Karzai, who considers southern Afghanistan his home constituency because he was born and raised in a prominent ethnic Pashtun lineage in neighboring Kandahar Province, has indicated that he is listening.

In remarks to journalists after hearing complaints from Marjah residents for more than two hours on March 7, the president appeared to understand their concerns.

"They felt as if they were abandoned, which in many cases is true, and this sense of abandonment has to go away," Karzai said. "We have to address their problems, we have to give them what we have not [given them] so far, and provide them with the security that they require."

Anxious Days

But this new attempt to provide good governance is fraught with difficulty as well, as the provincial government's appointment of one of Marjah's own to run the town's affairs has shown.

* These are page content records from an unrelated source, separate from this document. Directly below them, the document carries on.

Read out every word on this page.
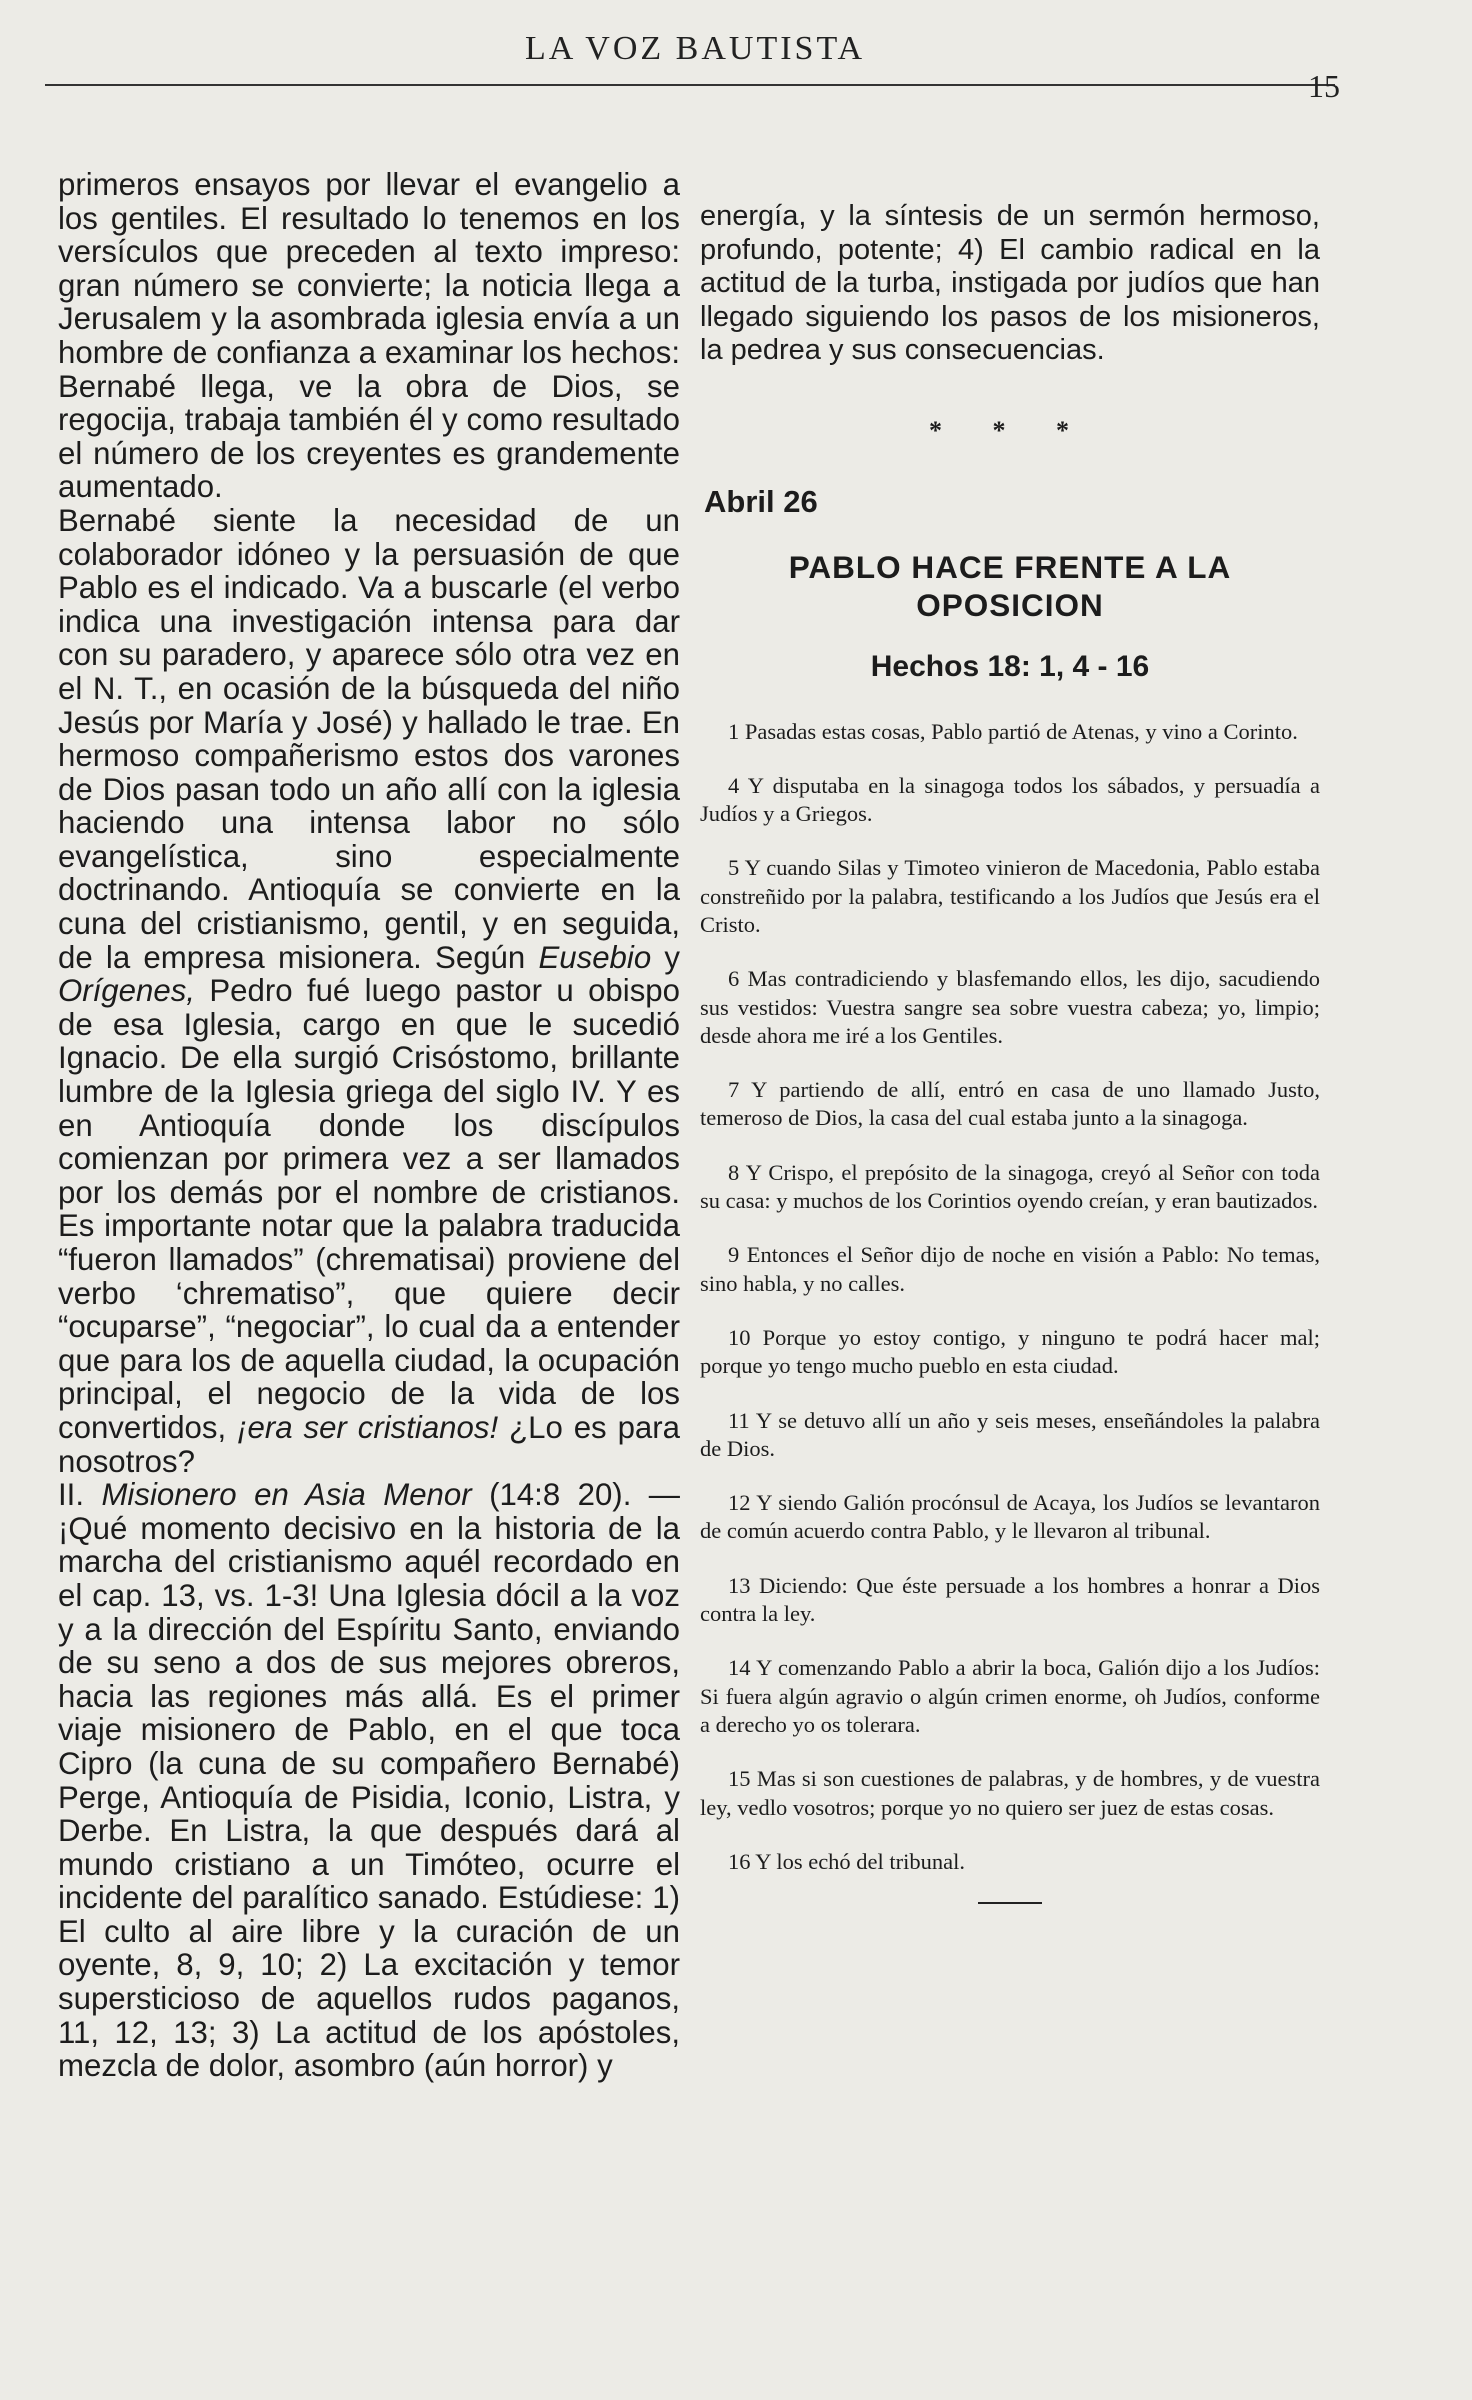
LA VOZ BAUTISTA
15

primeros ensayos por llevar el evangelio a los gentiles. El resultado lo tenemos en los versículos que preceden al texto impreso: gran número se convierte; la noticia llega a Jerusalem y la asombrada iglesia envía a un hombre de confianza a examinar los hechos: Bernabé llega, ve la obra de Dios, se regocija, trabaja también él y como resultado el número de los creyentes es grandemente aumentado.

Bernabé siente la necesidad de un colaborador idóneo y la persuasión de que Pablo es el indicado. Va a buscarle (el verbo indica una investigación intensa para dar con su paradero, y aparece sólo otra vez en el N. T., en ocasión de la búsqueda del niño Jesús por María y José) y hallado le trae. En hermoso compañerismo estos dos varones de Dios pasan todo un año allí con la iglesia haciendo una intensa labor no sólo evangelística, sino especialmente doctrinando. Antioquía se convierte en la cuna del cristianismo, gentil, y en seguida, de la empresa misionera. Según Eusebio y Orígenes, Pedro fué luego pastor u obispo de esa Iglesia, cargo en que le sucedió Ignacio. De ella surgió Crisóstomo, brillante lumbre de la Iglesia griega del siglo IV. Y es en Antioquía donde los discípulos comienzan por primera vez a ser llamados por los demás por el nombre de cristianos. Es importante notar que la palabra traducida “fueron llamados” (chrematisai) proviene del verbo ‘chrematiso”, que quiere decir “ocuparse”, “negociar”, lo cual da a entender que para los de aquella ciudad, la ocupación principal, el negocio de la vida de los convertidos, ¡era ser cristianos! ¿Lo es para nosotros?

II. Misionero en Asia Menor (14:8 20). — ¡Qué momento decisivo en la historia de la marcha del cristianismo aquél recordado en el cap. 13, vs. 1-3! Una Iglesia dócil a la voz y a la dirección del Espíritu Santo, enviando de su seno a dos de sus mejores obreros, hacia las regiones más allá. Es el primer viaje misionero de Pablo, en el que toca Cipro (la cuna de su compañero Bernabé) Perge, Antioquía de Pisidia, Iconio, Listra, y Derbe. En Listra, la que después dará al mundo cristiano a un Timóteo, ocurre el incidente del paralítico sanado. Estúdiese: 1) El culto al aire libre y la curación de un oyente, 8, 9, 10; 2) La excitación y temor supersticioso de aquellos rudos paganos, 11, 12, 13; 3) La actitud de los apóstoles, mezcla de dolor, asombro (aún horror) y

energía, y la síntesis de un sermón hermoso, profundo, potente; 4) El cambio radical en la actitud de la turba, instigada por judíos que han llegado siguiendo los pasos de los misioneros, la pedrea y sus consecuencias.

* * *
Abril 26
PABLO HACE FRENTE A LA OPOSICION
Hechos 18: 1, 4 - 16

1 Pasadas estas cosas, Pablo partió de Atenas, y vino a Corinto.

4 Y disputaba en la sinagoga todos los sábados, y persuadía a Judíos y a Griegos.

5 Y cuando Silas y Timoteo vinieron de Macedonia, Pablo estaba constreñido por la palabra, testificando a los Judíos que Jesús era el Cristo.

6 Mas contradiciendo y blasfemando ellos, les dijo, sacudiendo sus vestidos: Vuestra sangre sea sobre vuestra cabeza; yo, limpio; desde ahora me iré a los Gentiles.

7 Y partiendo de allí, entró en casa de uno llamado Justo, temeroso de Dios, la casa del cual estaba junto a la sinagoga.

8 Y Crispo, el prepósito de la sinagoga, creyó al Señor con toda su casa: y muchos de los Corintios oyendo creían, y eran bautizados.

9 Entonces el Señor dijo de noche en visión a Pablo: No temas, sino habla, y no calles.

10 Porque yo estoy contigo, y ninguno te podrá hacer mal; porque yo tengo mucho pueblo en esta ciudad.

11 Y se detuvo allí un año y seis meses, enseñándoles la palabra de Dios.

12 Y siendo Galión procónsul de Acaya, los Judíos se levantaron de común acuerdo contra Pablo, y le llevaron al tribunal.

13 Diciendo: Que éste persuade a los hombres a honrar a Dios contra la ley.

14 Y comenzando Pablo a abrir la boca, Galión dijo a los Judíos: Si fuera algún agravio o algún crimen enorme, oh Judíos, conforme a derecho yo os tolerara.

15 Mas si son cuestiones de palabras, y de hombres, y de vuestra ley, vedlo vosotros; porque yo no quiero ser juez de estas cosas.

16 Y los echó del tribunal.
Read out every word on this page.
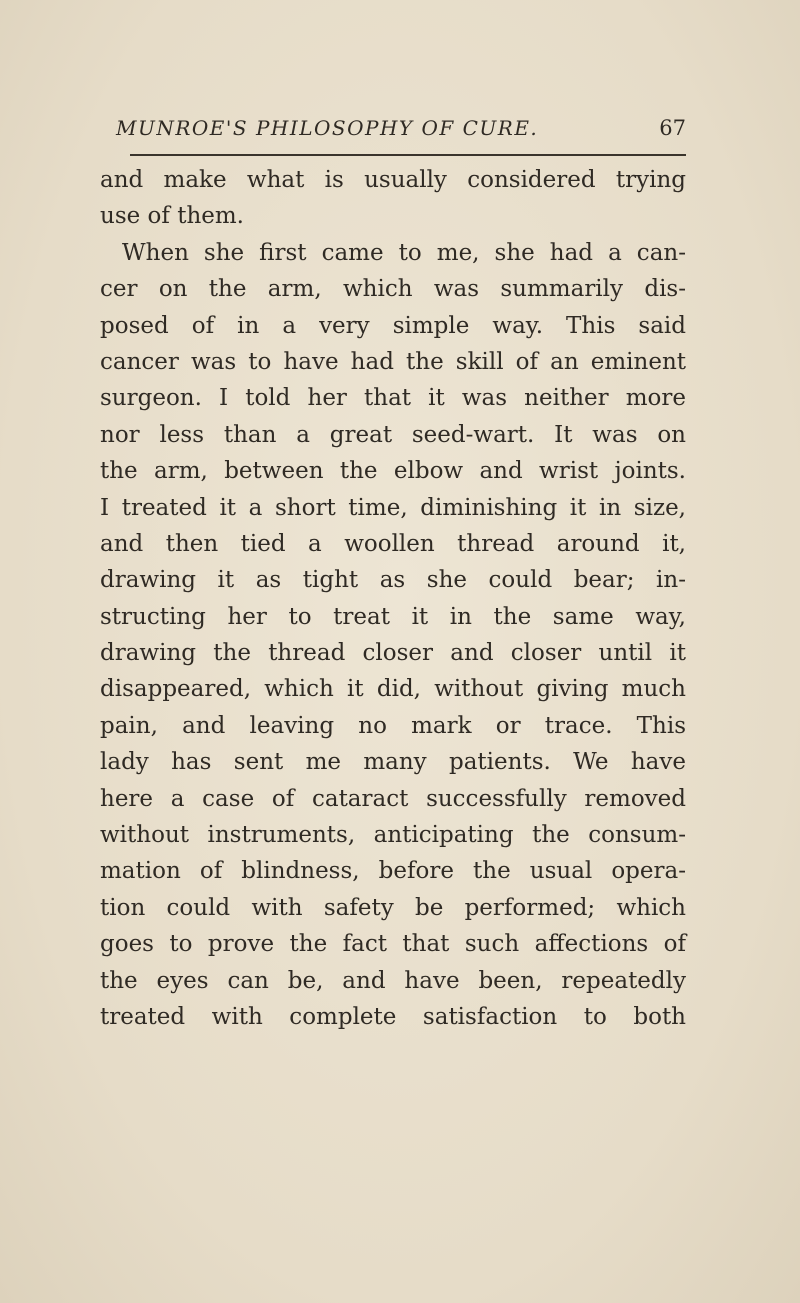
MUNROE'S PHILOSOPHY OF CURE.	67
and make what is usually considered trying
use of them.
When she first came to me, she had a can-
cer on the arm, which was summarily dis-
posed of in a very simple way. This said
cancer was to have had the skill of an eminent
surgeon. I told her that it was neither more
nor less than a great seed-wart. It was on
the arm, between the elbow and wrist joints.
I treated it a short time, diminishing it in size,
and then tied a woollen thread around it,
drawing it as tight as she could bear; in-
structing her to treat it in the same way,
drawing the thread closer and closer until it
disappeared, which it did, without giving much
pain, and leaving no mark or trace. This
lady has sent me many patients. We have
here a case of cataract successfully removed
without instruments, anticipating the consum-
mation of blindness, before the usual opera-
tion could with safety be performed; which
goes to prove the fact that such affections of
the eyes can be, and have been, repeatedly
treated with complete satisfaction to both
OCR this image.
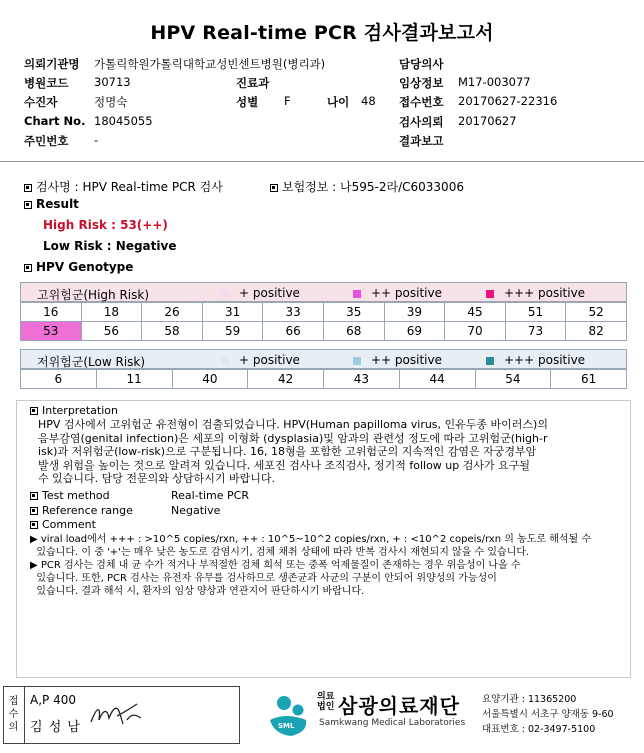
HPV Real-time PCR 검사결과보고서
의뢰기관명 가톨릭학원가톨릭대학교성빈센트병원(병리과)
병원코드 30713
수진자	정명숙
Chart No. 18045055
주민번호 -
진료과
성별 F	나이 48
담당의사
임상정보 M17-003077
접수번호 20170627-22316
검사의뢰 20170627
결과보고
검사명 : HPV Real-time PCR 검사	보험정보 : 나595-2라/C6033006
Result
High Risk : 53(++)
Low Risk : Negative
HPV Genotype
고위험군(High Risk)	+ positive	++ positive	+++ positive
16	18	26	31	33	35	39	45	51	52
53	56	58	59	66	68	69	70	73	82
저위험군(Low Risk)	+ positive	++ positive	+++ positive
6	11	40	42	43	44	54	61
Interpretation
HPV 검사에서 고위험군 유전형이 검출되었습니다. HPV(Human papilloma virus, 인유두종 바이러스)의
음부감염(genital infection)은 세포의 이형화 (dysplasia)및 암과의 관련성 정도에 따라 고위험군(high-r
isk)과 저위험군(low-risk)으로 구분됩니다. 16, 18형을 포함한 고위험군의 지속적인 감염은 자궁경부암
발생 위험을 높이는 것으로 알려져 있습니다. 세포진 검사나 조직검사, 정기적 follow up 검사가 요구될
수 있습니다. 담당 전문의와 상담하시기 바랍니다.
Test method	Real-time PCR
Reference range	Negative
Comment
▶ viral load에서 +++ : >10^5 copies/rxn, ++ : 10^5~10^2 copies/rxn, + : <10^2 copeis/rxn 의 농도로 해석될 수
있습니다. 이 중 '+'는 매우 낮은 농도로 감염시기, 검체 채취 상태에 따라 반복 검사시 재현되지 않을 수 있습니다.
▶ PCR 검사는 검체 내 균 수가 적거나 부적절한 검체 희석 또는 중폭 억제물질이 존재하는 경우 위음성이 나올 수
있습니다. 또한, PCR 검사는 유전자 유무를 검사하므로 생존균과 사균의 구분이 안되어 위양성의 가능성이
있습니다. 결과 해석 시, 환자의 임상 양상과 연관지어 판단하시기 바랍니다.
접
수
의
A,P 400
김 성 남	SML
의료
법인 삼광의료재단
Samkwang Medical Laboratories
요양기관 : 11365200
서울특별시 서초구 양재동 9-60
대표번호 : 02-3497-5100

The candor of Haji Abdul Zahir Aryan, who was chosen to be Marjah's governor, appears to have won over the town's residents. The appointment has caused a stir outside Afghanistan, however, where reports have alleged that he served four years in a German prison after being convicted of stabbing his stepson.

Largely due to a name variation, the details remain murky. The Washington Post, which has investigated the reports, writes that the case being cited corresponds to that of a "an Afghan man who went by Abdul Zahar" while in Germany.

Brushing aside any talk of controversy, the soft-spoken 60-year-old Marjah elder tells RFE/RL that he indeed lived in Germany for years, legally and with a visa. But he categorically denies having been convicted of or serving time for such a crime.

Looking ahead, he says the future of Marjah and its residents depends on how Kabul responds to their demands.

"As far as issue of the return of the Taliban is concerned, it depends on the performance of the government," Aryan says. "If the government continues to deliver on its promises and to carries on reconstruction and wins over Marjah's people, then the Taliban will find no space here in the future. But if the government turns its back on Marjah, as it did in the past, then the Taliban will rebuild their sanctuary here."

Aryan's message, seconded by people like Khan, clearly carries weight among Marjah locals. For Afghanistan's international backers, the message -- and the messages of others from a region largely silent in recent years -- will be tainted until they know for sure who is delivering it.

It's a tightrope that Kabul and its NATO allies must walk as they try to develop a formula that can work not only in Marjah, but throughout southern Afghanistan.